FNTP

Enquête mensuelle d'activité

A l’entrée de la période estivale, le niveau d’activité reste dégradé dans les Travaux Publics et la chute des marchés conclus est de mauvais augure pour l’activité future. Le redémarrage de la commande publique devient urgent et, si la FNTP salue l’ambition portée par le plan France Relance, celui-ci doit se traduire rapidement en actes et en commandes pour le secteur.

Un niveau d’activité encore dégradé

Les travaux réalisés en juin demeurent inférieurs de 8,4% à leur niveau sur la même période de 2019. Après le net redémarrage du mois de mai, s’expliquant par la sortie du confinement, l’activité progresse en juin, mais sur un rythme plus limité (+8,4% par rapport à mai) sans connaître de rebond significatif. Sur l’ensemble du 2ème trimestre, la chute d’activité s’établit à -26,8% par rapport au T2 2019 (après une perte d’activité déjà enregistrée de 4,6% au T1 2020 par rapport au T1 2019). En cumul depuis janvier l’activité a ainsi été réduite de 16,4%.

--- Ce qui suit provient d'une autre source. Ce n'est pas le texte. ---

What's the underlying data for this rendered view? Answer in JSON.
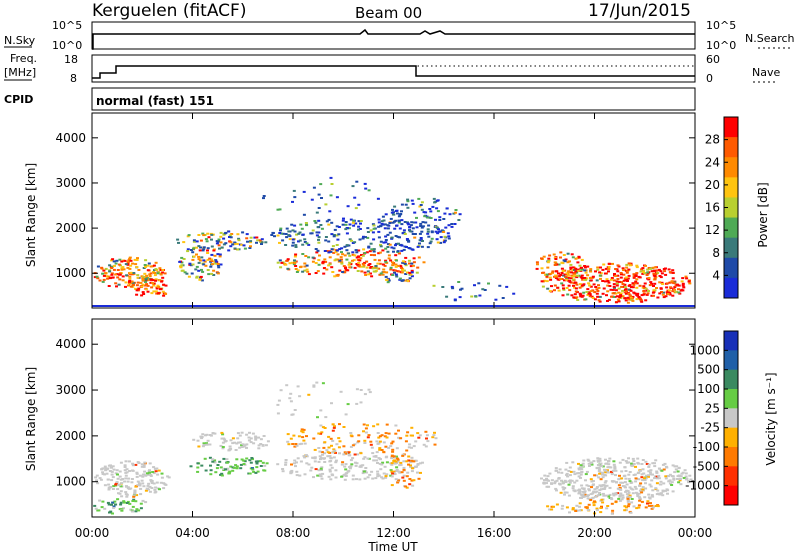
{
  "header": {
    "station": "Kerguelen (fitACF)",
    "beam": "Beam 00",
    "date": "17/Jun/2015"
  },
  "top_panels": {
    "nsky_label": "N.Sky",
    "nsky_ticks": [
      "10^5",
      "10^0"
    ],
    "nsearch_label": "N.Search",
    "nsearch_ticks": [
      "10^5",
      "10^0"
    ],
    "freq_label_1": "Freq.",
    "freq_label_2": "[MHz]",
    "freq_ticks": [
      "18",
      "8"
    ],
    "nave_label": "Nave",
    "nave_ticks": [
      "60",
      "0"
    ],
    "cpid_label": "CPID",
    "cpid_text": "normal (fast) 151"
  },
  "chart_data": [
    {
      "type": "heatmap",
      "name": "power",
      "ylabel": "Slant Range [km]",
      "y_ticks": [
        "1000",
        "2000",
        "3000",
        "4000"
      ],
      "colorbar_label": "Power [dB]",
      "colorbar_ticks": [
        "4",
        "8",
        "12",
        "16",
        "20",
        "24",
        "28"
      ],
      "colorbar_colors": [
        "#1a2cd8",
        "#1f4aa8",
        "#3a7a7a",
        "#4faa55",
        "#b8cf30",
        "#ffc410",
        "#ff8a00",
        "#ff5a00",
        "#ff0000"
      ]
    },
    {
      "type": "heatmap",
      "name": "velocity",
      "ylabel": "Slant Range [km]",
      "y_ticks": [
        "1000",
        "2000",
        "3000",
        "4000"
      ],
      "colorbar_label": "Velocity [m s⁻¹]",
      "colorbar_ticks": [
        "1000",
        "500",
        "100",
        "25",
        "-25",
        "-100",
        "-500",
        "-1000"
      ],
      "colorbar_colors": [
        "#1830b8",
        "#2060a8",
        "#3a8a60",
        "#66cc44",
        "#c8c8c8",
        "#ffb000",
        "#ff7a00",
        "#ff3000",
        "#ff0000"
      ]
    }
  ],
  "x_axis": {
    "ticks": [
      "00:00",
      "04:00",
      "08:00",
      "12:00",
      "16:00",
      "20:00",
      "00:00"
    ],
    "label": "Time UT"
  }
}
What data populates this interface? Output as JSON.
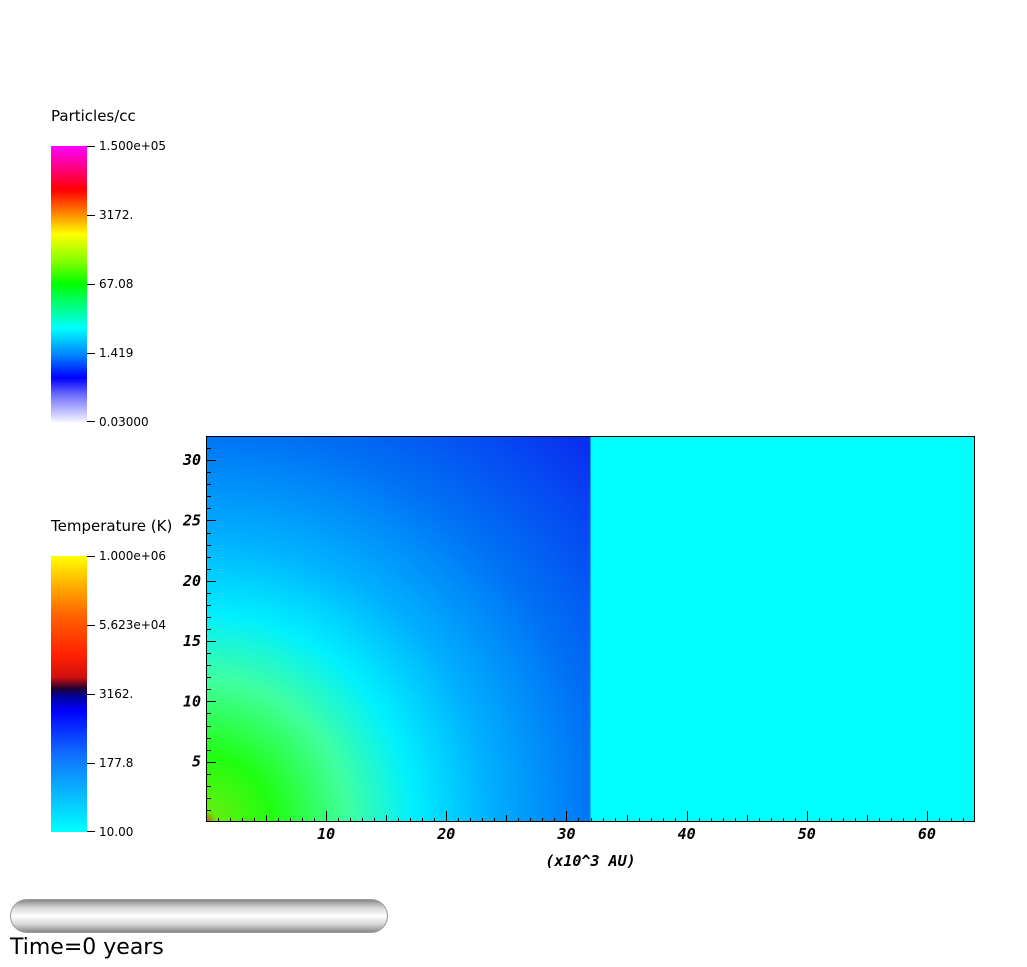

Des marchés conclus en berne

L’inquiétude des entreprises sur leurs prises de commandes se concrétise en juin avec une chute des marchés conclus de 24,8% par rapport à mai et de 21,7% par rapport à juin 2019. Sur le 2ème trimestre, les prises de commandes se sont effondrées de 21,4%. Alors que le volume d’appels d’offres publics demeure toujours très en retrait en juin, le rebond de la commande publique doit désormais se concrétiser au plus vite pour l’ensemble des donneurs d’ordre et en particulier pour les collectivités locales, dont les investissements sont essentiels à la relance économique.

L’emploi permanent reste stable

Dans ce contexte dégradé, les effectifs ouvriers restent stables au mois de juin (+0,6% par rapport à mai) et demeurent sur une dynamique positive depuis le début d’année (+1,5%). L’intérim, qui avait fortement pâti du confinement, poursuit le redressement en trompe-l’œil engagé en mai : les heures travaillées par les intérimaires augmentent de 43,0% en juin par rapport à mai mais restent très en deçà de leur niveau d’avant crise. Les heures intérimaires travaillées sur le trimestre représentent ainsi toujours moins de la moitié du niveau observé au T2 2019

Poursuite de la reprise

Si le redémarrage a été plus lent qu’espéré, les travaux réalisés enregistrent une progression sensible sur la fin d’année. Compte tenu de la dynamique des marchés conclus et des appels d’offres marchés publics destinés aux Travaux Publics, le redressement de l’activité, tout comme l’embellie du côté de l’emploi, devrait se poursuivre au cours des prochains mois.

Enquête trimestrielle d'opinion


En juillet 2020, l’opinion des entrepreneurs des travaux publics sur leur activité sur les trois derniers mois atteint son plus bas niveau depuis le début de la série (1974), en lien avec la crise sanitaire.